George Augustus Selwyn (1809-1878)

The University of Cambridge has thirty-one Colleges, but few of these are named after any of their distinguished alumni.  Selwyn College is an exception.  It bears the name of one of the great ecclesiastical figures of the 19th-century. George Augustus Selwyn founded the New Zealand Church and became the country’s first Bishop. After his death, his friends and colleagues founded Selwyn College, Cambridge, in his memory.

Early life of George Selwyn

George Augustus Selwyn (1809 – 1878)            First Bishop of New Zealand

George Augustus Selwyn was born at Hampstead in 1809, the second son of William Selwyn, an eminent constitutional lawyer. His education began at a preparatory school at Ealing, He was a contemporary of the theologian and poet, John Henry Newman, who later became a Roman Catholic Cardinal.

Selwyn continued at Eton College, where he began his lifelong friendship with William Gladstone, who became Prime Minister.  Gladstone and other friends were to become influential promoters of his cause in both New Zealand and Melanesia.

Selwyn entered St John’s College, Cambridge, in 1827, where he studied Classics. He was an expert oarsman and represented the University in the inaugural Oxford–Cambridge boat race in 1829.

Elected a fellow of St John’s, he later became a Doctor of Divinity. His ordination took place in 1833 and he became curate in Windsor. He continued to be a fellow of St John’s.

Selwyn’s career

In 1840 New Zealand came under British jurisdiction.  The following year, Selwyn aged just 32, became the country’s first Bishop. Together with a missionary party of over twenty people, he set sail from Plymouth late that December.

At this time, New Zealand was facing growing tension between white settlers and Māori over the disputed purchase of land.  Within a few years, local armed conflicts began to break out across the country. These Land Wars continued until 1872.  Against this challenging background, Selwyn set out to establish an inclusive church.

During his voyage, he studied the Māori language with the help of a Māori boy who was returning from England. By the time he arrived in New Zealand, he had mastered the art of navigation and become a competent mariner.

He undertook coastal passages in ill-charted waters, as well as ocean voyages to Melanesia. One sailor commented that ‘to see the Bishop handle a boat was almost enough to make a man a Christian’.

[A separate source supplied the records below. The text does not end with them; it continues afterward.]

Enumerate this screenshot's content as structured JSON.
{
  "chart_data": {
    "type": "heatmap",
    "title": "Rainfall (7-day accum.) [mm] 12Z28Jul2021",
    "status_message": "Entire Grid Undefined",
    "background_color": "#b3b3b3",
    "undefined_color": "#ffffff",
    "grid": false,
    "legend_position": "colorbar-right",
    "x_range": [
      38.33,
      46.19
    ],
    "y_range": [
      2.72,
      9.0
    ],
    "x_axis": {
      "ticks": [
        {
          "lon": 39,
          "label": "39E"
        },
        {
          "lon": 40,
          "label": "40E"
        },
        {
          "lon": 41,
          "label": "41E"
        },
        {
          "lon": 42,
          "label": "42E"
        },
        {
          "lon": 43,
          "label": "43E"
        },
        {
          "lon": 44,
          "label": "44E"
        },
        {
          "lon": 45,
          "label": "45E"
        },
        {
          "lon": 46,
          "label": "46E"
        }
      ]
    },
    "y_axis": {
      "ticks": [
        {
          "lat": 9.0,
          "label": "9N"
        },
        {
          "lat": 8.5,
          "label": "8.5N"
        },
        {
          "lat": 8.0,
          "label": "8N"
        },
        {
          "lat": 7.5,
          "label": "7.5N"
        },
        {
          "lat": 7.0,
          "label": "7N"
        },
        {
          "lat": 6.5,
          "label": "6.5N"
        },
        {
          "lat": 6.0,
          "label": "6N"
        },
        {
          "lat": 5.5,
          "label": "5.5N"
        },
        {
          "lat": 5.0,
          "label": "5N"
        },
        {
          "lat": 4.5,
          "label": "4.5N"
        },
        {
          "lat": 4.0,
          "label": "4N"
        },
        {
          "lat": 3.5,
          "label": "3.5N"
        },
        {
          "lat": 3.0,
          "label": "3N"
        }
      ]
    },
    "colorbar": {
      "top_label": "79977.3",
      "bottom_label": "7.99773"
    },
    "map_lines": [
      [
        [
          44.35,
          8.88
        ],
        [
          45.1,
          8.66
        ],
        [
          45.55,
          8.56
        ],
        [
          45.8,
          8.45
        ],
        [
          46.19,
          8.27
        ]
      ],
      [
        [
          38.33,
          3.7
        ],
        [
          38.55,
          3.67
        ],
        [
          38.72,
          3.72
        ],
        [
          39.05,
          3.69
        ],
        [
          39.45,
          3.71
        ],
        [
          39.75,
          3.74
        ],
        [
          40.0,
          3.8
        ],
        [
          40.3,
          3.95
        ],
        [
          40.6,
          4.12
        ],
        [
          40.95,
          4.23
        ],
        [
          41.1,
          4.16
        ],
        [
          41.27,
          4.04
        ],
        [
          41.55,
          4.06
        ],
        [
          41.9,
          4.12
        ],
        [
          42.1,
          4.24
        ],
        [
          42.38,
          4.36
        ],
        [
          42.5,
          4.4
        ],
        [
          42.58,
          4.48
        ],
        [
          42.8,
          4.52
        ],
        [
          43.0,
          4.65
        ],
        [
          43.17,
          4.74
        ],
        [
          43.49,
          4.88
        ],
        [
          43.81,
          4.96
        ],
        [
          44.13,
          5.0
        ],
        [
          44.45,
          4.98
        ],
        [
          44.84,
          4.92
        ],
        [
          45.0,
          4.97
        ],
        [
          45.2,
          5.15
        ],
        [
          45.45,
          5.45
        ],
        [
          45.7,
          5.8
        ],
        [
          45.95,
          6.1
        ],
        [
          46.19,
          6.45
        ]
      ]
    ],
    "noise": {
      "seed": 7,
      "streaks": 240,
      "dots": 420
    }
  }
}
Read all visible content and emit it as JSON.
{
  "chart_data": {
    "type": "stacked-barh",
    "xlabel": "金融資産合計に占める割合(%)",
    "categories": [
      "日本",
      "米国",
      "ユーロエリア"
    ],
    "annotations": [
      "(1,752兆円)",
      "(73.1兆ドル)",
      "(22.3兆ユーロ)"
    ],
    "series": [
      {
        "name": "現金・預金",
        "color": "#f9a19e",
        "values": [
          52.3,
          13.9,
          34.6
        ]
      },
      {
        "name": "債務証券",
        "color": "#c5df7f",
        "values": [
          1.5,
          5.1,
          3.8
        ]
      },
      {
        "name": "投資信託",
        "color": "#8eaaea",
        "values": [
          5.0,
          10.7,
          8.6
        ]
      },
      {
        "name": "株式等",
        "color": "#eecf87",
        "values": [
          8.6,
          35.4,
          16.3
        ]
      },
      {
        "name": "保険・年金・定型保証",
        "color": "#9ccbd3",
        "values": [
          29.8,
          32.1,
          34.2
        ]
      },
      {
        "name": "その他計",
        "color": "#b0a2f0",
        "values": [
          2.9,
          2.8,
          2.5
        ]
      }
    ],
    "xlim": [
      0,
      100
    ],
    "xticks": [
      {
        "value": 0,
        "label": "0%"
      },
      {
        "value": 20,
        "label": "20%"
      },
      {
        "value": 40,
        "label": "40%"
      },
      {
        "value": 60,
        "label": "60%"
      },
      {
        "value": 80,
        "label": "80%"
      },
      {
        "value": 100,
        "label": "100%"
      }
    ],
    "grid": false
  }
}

Selwyn’s relationship with the Māori

As Selwyn toured the islands and met the Māoris, he spoke with them in their own language. He supported Māori rights, and readily championed their cause against the white settlers and their unjust land acquisition practices.  This led to bitter hostility from many settlers, who accused him of being disloyal to the Crown. During the Māori War of 1855 he acted as peacemaker.

He gathered many new congregations in the Pacific islands of Melanesia. Yet, he was a modest, unassuming man.  On one occasion, he actually slept in a pigsty in an attempt to achieve a peaceful negotiation. The Māori had set out to humble him.  So, when he arrived as an ambassador, they assigned him to the sty.  Rather than lose the opportunity for a successful outcome, he calmly gathered herbage from nearby and made his bed there.

Later, in an attempt to destroy the Māori aspirations of autonomy and self-determination, British and colonial forces invaded Waikato in 1863–64.  Selwyn unwisely became chaplain in General Cameron’s army. As a result,  he severely damaged his own standing and that of the church among many Māori.

Shaping the structure of the Church

Selwyn understood the corporate nature of the newly growing Church in New Zealand and believed that it should be governed independently from the State.  Moreover, he wanted to remove any excessive restraint and influence from the Church of England within the colonial setting of New Zealand itself.

Eventually, Selwyn established his diocese and developed a carefully thought-through framework for its self-governance.  Other overseas dioceses adopted his model.  Thus, his work began to shape the transformation of Anglicanism from State Church to a worldwide communion during the nineteenth century.

Selwyn returned to England to take part in the first worldwide Lambeth Conference of Anglican Bishops in 1867.  While he was there, he reluctantly accepted the Bishopric of Lichfield at Queen Victoria’s request. He died in 1878 and is buried in Lichfield Cathedral. Some historians believe his final words were in Māori, They mean ‘It is all light’.

George Selwyn’s legacy

Selwyn is regarded as one of the founders of New Zealand. At the time of his death, there was a move to strengthen the Anglican presence within the University of Cambridge.  His friends and colleagues set up a fundraising committee in his memory.  Within four years, they had raised enough public funding to found Selwyn College in honour of his remarkable work.

But, there was still one more bridge to cross. The University Council had refused to accept the new college as part of the University on the grounds of its explicitly Christian mission.

Fortunately, the first Master of Selwyn happened to be related by marriage to the Liberal Prime Minister William Gladstone.  Arthur Lyttelton was able to use his influence and diplomatic skills to persuade the University to allow affiliation.

A year later, Selwyn’s son, John, became the second Master of the College.  Later, he followed his father as Bishop of Melanesia.